Discussion and conclusions: All observations on the sample disk (melting, fracturing, deformations) generally aligned with the numerical models, except for the melting of Ta and iron  (Table 1); iSALE does not simulate fracturing and melt migration. Although troilite was not the dominant contributor to melt intrusion into fractures, the resulting melt veins resemble melt breccias [8], which typically form when melts entrain grains while propagating into a less shocked environment (here, away from the DCs).

According to numerical models, these melts occurred from DCs that caused pressure concentration points (hotspots) where pressures exceeded the nominal shock pressure of ~60 GPa by at least 10 GPa.
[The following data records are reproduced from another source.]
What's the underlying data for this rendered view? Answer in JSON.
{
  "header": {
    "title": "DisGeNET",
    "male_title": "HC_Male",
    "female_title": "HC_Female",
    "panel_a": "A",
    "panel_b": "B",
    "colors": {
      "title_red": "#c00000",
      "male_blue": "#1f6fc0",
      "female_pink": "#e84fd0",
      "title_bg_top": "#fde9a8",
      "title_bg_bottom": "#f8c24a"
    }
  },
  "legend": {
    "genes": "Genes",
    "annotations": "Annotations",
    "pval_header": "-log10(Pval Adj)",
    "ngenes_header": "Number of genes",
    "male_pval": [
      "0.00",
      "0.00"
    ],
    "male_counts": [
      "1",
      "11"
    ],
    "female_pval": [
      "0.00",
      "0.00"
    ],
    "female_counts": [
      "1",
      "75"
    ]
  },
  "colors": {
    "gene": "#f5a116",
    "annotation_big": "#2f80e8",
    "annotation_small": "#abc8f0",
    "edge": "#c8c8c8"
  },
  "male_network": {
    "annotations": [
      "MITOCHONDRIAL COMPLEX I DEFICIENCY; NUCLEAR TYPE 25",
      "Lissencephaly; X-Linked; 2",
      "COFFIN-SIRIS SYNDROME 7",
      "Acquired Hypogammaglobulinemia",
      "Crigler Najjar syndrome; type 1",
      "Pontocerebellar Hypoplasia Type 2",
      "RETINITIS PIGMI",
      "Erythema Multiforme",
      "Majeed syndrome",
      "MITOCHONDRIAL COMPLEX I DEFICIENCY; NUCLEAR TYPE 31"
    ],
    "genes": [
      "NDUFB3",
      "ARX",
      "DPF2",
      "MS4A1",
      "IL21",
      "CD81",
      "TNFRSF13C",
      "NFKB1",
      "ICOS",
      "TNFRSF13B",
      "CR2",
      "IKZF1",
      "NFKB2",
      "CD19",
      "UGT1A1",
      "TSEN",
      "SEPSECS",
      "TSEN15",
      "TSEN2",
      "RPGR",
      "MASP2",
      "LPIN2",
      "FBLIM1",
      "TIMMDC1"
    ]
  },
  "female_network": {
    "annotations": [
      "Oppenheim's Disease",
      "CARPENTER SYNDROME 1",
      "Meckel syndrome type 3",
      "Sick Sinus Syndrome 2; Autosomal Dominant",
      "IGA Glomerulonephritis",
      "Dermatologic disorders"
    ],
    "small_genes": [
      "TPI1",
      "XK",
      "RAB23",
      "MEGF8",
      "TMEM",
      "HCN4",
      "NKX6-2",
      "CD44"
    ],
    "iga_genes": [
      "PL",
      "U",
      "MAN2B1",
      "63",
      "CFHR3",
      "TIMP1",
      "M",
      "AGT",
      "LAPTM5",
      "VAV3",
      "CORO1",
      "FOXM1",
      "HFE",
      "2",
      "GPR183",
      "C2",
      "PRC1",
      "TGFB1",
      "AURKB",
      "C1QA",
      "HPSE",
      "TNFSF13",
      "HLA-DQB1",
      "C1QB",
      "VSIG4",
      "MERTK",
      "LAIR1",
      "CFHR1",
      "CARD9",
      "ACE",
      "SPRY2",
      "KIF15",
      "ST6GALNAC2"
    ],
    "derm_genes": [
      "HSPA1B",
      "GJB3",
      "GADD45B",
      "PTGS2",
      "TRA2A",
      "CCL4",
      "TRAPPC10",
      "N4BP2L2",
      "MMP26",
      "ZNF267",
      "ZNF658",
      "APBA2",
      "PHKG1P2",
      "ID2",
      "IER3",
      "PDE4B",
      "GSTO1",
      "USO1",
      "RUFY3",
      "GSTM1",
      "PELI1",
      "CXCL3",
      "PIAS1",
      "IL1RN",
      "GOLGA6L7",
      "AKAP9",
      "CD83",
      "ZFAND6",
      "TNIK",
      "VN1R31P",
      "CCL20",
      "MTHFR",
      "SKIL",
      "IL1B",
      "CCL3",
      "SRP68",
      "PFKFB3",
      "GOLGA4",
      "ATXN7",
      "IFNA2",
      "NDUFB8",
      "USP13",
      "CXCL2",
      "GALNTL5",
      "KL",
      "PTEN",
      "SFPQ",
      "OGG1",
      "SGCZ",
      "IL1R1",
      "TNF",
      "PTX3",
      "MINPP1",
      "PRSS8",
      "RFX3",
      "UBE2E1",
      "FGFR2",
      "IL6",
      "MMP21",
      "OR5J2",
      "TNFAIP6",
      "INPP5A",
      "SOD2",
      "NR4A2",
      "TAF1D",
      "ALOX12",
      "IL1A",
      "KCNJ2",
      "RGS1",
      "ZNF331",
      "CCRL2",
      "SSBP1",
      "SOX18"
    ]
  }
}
Considering that Ta appeared to shock-melt more intensively than the silicate and troilite components, the sequence of shock melting needs further explanation. Tantalum melts at 3000 K at ambient pressure or at shock pressures over 150 GPa. In contrast, troilite shock-melts at pressures >60 GPa, and dunite at >100 GPa. Therefore, the shock melting of Ta likely resulted from several compressive and tensile events, which allowed for cumulative heat buildup.

We hypothesize that Ta foil, initially bent, was first shocked by the collapsing iron driver plate and then re-shocked by the impact of its shock-heated fragments projected into the DC walls during the collapse (spalling). Additional pressure amplification occurred due to the complete closure of the DCs and the shock compression of troilite grains or dunite fragments located within them. The added thermal input likely tipped the Ta over its melting point.

In conclusion, the configuration of DCs enabled the creation of localized melting, whereas the dunite primarily experienced fracturing without melting elsewhere in the sample disk. These findings are significant for shock-recovery experiments aiming to produce melt, melt breccias, or shock veins. Strategically doping DCs with materials of interest enables targeted melting effects. Moreover, the design of metallic sample holders with embedded DCs may allow for controlled and simultaneous shock-loading of multiple materials in a single experimental run.

 

References: 

[1] Stöffler et al. (2018) Meteorit. Planet. Sci. 53, 5–49. [2] Langenhorst and Deutsch (1994) Earth Planet. Sci. Lett. 125, 407–420. [3] Langenhorst and Hornemann (2005) EMU Notes Mineral. 7, 357–387. [4] Kohout T. et al. (2014) Icarus, 228, 78–85. [5] Heikura P. et al. (2010) Geological Survey of Finland, report M06/4723/2009/68, 50 pp. [6] Moreau et al. (2021) Meteorit. Planet. Sci., 57(3), 588–602. [7] Wünnemann K. et al. (2006) Icarus, 180, 514-527. [8] Pati J. K. and Reimold W. U. (2007) J. Earth Syst. Sci., 116(2), 81–98.